I needed to tell him and then leave before my resolve crumbled.
“He told me something about his pack.” Abruptly, I felt stupid. I mean, Cole had already told me he was a rival, right? So he probably already knew, and I was just making myself look stupid again. “Forget it, it’s dumb. I should go.”
He caught my hand beneath his, holding it against his chest. His other hand found my chin and tilted it gently up so that I was looking into his amber eyes again.
“If it matters to you, then it matters to me. Tell me.”
I swallowed hard while my ovaries did something distinctly unladylike. Hell, I was seconds away from shedding my clothes, and much as I wanted to blame it all on the mate bond, I hadn’t felt this strongly before.
“You probably already know,” I said, my blush creeping up my face. “But, um, he says his pack is going to overthrow yours. And…he said it’s going to happen before we graduate.”
Cole’s jaw tightened, but his hand stayed relaxed on mine, cradling it against him.
“That’s sooner than we thought,” he said. “Much sooner.”
“Maybe it’s just hot air?” I whispered.
“Maybe.” But from the uneasiness in his tone, I knew he didn’t believe it. He ducked his head and pressed a chaste kiss to my forehead. “Thank you for telling me. I’ll pass the message along to my father.”
“Um, sure. I’m not sorry, you know. About the full moon hunt.”
He exhaled slowly, but his hand stayed soft on mine.
“I know.”
“But I am sorry it made you look weak. I didn’t want that.”
“You were protecting yourself,” he said, his eyes searching my face, like I was a riddle he couldn’t work out. “You’re not a shifter. You don’t understand putting pack first.”

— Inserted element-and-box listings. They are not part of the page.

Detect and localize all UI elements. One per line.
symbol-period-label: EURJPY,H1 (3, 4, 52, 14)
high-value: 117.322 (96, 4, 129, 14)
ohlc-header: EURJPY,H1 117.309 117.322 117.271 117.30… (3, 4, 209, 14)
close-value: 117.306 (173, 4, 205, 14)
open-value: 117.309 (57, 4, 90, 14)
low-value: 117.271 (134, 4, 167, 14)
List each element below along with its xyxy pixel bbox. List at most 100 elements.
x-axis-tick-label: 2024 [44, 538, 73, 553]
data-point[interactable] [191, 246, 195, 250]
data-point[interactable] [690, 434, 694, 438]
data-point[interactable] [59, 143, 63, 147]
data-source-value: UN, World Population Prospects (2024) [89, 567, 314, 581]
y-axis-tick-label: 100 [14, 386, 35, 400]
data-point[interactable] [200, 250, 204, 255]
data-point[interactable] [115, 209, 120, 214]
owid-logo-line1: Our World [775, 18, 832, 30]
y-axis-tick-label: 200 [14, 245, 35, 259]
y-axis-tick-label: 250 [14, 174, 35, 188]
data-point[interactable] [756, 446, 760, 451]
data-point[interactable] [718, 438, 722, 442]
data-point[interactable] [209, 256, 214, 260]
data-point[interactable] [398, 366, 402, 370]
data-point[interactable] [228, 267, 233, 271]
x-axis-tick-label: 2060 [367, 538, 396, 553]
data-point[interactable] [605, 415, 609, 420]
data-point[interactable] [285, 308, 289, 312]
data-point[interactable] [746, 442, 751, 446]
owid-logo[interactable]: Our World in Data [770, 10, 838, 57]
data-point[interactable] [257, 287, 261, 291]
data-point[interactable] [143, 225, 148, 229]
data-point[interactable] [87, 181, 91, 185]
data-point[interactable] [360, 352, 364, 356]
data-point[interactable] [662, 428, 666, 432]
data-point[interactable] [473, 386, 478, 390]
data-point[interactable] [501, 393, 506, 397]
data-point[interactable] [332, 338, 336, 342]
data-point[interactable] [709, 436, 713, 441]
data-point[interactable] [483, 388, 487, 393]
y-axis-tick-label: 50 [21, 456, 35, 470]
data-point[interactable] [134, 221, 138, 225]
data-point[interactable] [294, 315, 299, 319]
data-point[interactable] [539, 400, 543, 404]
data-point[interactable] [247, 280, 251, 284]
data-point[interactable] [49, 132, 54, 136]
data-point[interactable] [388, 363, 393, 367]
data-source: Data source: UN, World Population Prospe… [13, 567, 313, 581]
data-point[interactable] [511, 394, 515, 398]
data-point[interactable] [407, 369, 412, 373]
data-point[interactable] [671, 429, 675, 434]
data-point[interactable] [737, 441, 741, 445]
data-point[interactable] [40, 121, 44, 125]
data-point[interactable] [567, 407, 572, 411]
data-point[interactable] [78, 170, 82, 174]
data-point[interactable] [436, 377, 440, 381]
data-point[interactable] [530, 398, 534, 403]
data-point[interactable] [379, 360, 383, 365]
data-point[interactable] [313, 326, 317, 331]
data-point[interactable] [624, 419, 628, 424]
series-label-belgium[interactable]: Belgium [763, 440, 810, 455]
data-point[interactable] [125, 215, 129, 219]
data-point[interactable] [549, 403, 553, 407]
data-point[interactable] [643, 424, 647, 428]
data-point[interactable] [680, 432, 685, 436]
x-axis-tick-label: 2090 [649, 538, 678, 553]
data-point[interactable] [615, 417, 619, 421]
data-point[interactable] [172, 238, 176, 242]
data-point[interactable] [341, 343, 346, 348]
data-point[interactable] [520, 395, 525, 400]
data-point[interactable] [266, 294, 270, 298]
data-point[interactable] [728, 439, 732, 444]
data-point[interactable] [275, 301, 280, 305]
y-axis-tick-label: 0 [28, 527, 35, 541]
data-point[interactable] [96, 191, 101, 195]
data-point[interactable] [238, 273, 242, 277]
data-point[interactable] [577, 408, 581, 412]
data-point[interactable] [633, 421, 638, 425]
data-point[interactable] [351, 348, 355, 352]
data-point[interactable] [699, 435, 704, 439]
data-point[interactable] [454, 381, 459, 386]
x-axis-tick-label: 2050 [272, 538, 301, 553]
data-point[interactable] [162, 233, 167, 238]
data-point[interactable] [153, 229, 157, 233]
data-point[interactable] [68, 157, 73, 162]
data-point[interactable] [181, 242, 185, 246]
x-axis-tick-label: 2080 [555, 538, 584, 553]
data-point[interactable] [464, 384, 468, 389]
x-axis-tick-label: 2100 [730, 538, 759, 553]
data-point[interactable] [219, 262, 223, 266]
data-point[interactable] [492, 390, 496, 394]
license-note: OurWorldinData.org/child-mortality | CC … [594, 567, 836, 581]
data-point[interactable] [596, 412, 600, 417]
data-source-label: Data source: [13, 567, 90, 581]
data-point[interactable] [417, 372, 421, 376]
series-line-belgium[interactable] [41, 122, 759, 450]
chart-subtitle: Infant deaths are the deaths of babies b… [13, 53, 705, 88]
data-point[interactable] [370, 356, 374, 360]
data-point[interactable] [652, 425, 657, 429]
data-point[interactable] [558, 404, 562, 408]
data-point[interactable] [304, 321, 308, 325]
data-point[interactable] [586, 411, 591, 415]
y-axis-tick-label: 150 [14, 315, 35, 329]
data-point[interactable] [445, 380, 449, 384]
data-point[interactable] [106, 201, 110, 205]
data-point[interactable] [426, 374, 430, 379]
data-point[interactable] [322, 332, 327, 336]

“I…” The words, gently spoken, stung for some reason I couldn’t put my finger on. He hadn’t meant them as an insult, I could see that, yet they bit at me, sending tiny lances of pain resonating through my whole being. Was I selfish? I tried not to be, but since being here, I’d had to protect myself. No-one else was going to do it for me, they’d made that much clear.
“Hey.” He caught my chin with one finger and guided my eyes to his again. “It’s okay, it’s not your fault. You didn’t grow up the way we did.”
No, I didn’t. I’d grown up with my mom, abandoned by a man she’d never even speak about, and it had been just the two of us, forever. Because she needed me. And she needed me now.
I gently pulled my hand away.
“I should go.”
His forehead scrunched. “Aren’t you coming to the party?”
“Not just yet.” I gave him what I hoped was a reassuring smile. “I have a couple of things to take care of first.”
Chapter Twenty-Two
I thought that the farther I got from him, the more my sanity would return, but if anything, the opposite was true. His masculine scent lingered on my clothing and seemed to call to me with every step, and the memory of his electric touch haunted me, and the taste of his lips on mine sent shivers through me.
And none of that mattered. Again and again I reminded myself of that. This was the one chance I would get—the one night when everyone else would be too busy to notice me, and I could find my mom, and get away from here. Get back to our old lives.
…Our small, cold apartment with traces of damp climbing the walls. Working two jobs and watching Mom in between, just the two of us, doing whatever we had to do to survive. Or whatever apartment we might be able to find, because the landlord would have re-let ours when we hadn’t come back. We’d have had to move, anyway. Disappear, some place where Cole and his pack wouldn’t find us, or anyone else from the academy. Someplace cheap, that would take us in with no notice and no deposit.
Alright, so it wasn’t ideal, but it wasmylife, and I wanted it back. Wanted my family back.
We’d have to start over, sure, we’d have nothing but the clothes on our backs, but we’d done it before and we could do it again. She’d be safe, and that was all that mattered, really.
The cold air brushed against me, raising goosepimples across my all-too-exposed skin. The wind tugged at my hair, pulling a lock of it loose, and I wrested it behind one ear, ducked my head, and hurried on across the grounds. I wasn’t sure how long I had until someone realized I wasn’t around, but I knew it wasn’t long enough for me to loiter.
Which would be easier if it wasn’t for these stupid heels. I glared a silent accusation at them as they sunk into yet another damp patch of earth, and muttered a slightly less silent curse at Ling for not thinking of sensible footwear when she was masterminding this whole escape. At least I’d be able to put on my proper clothes once I got over the wall. Scaling it in heels, on the other hand, was not likely to be one of my best moments this week.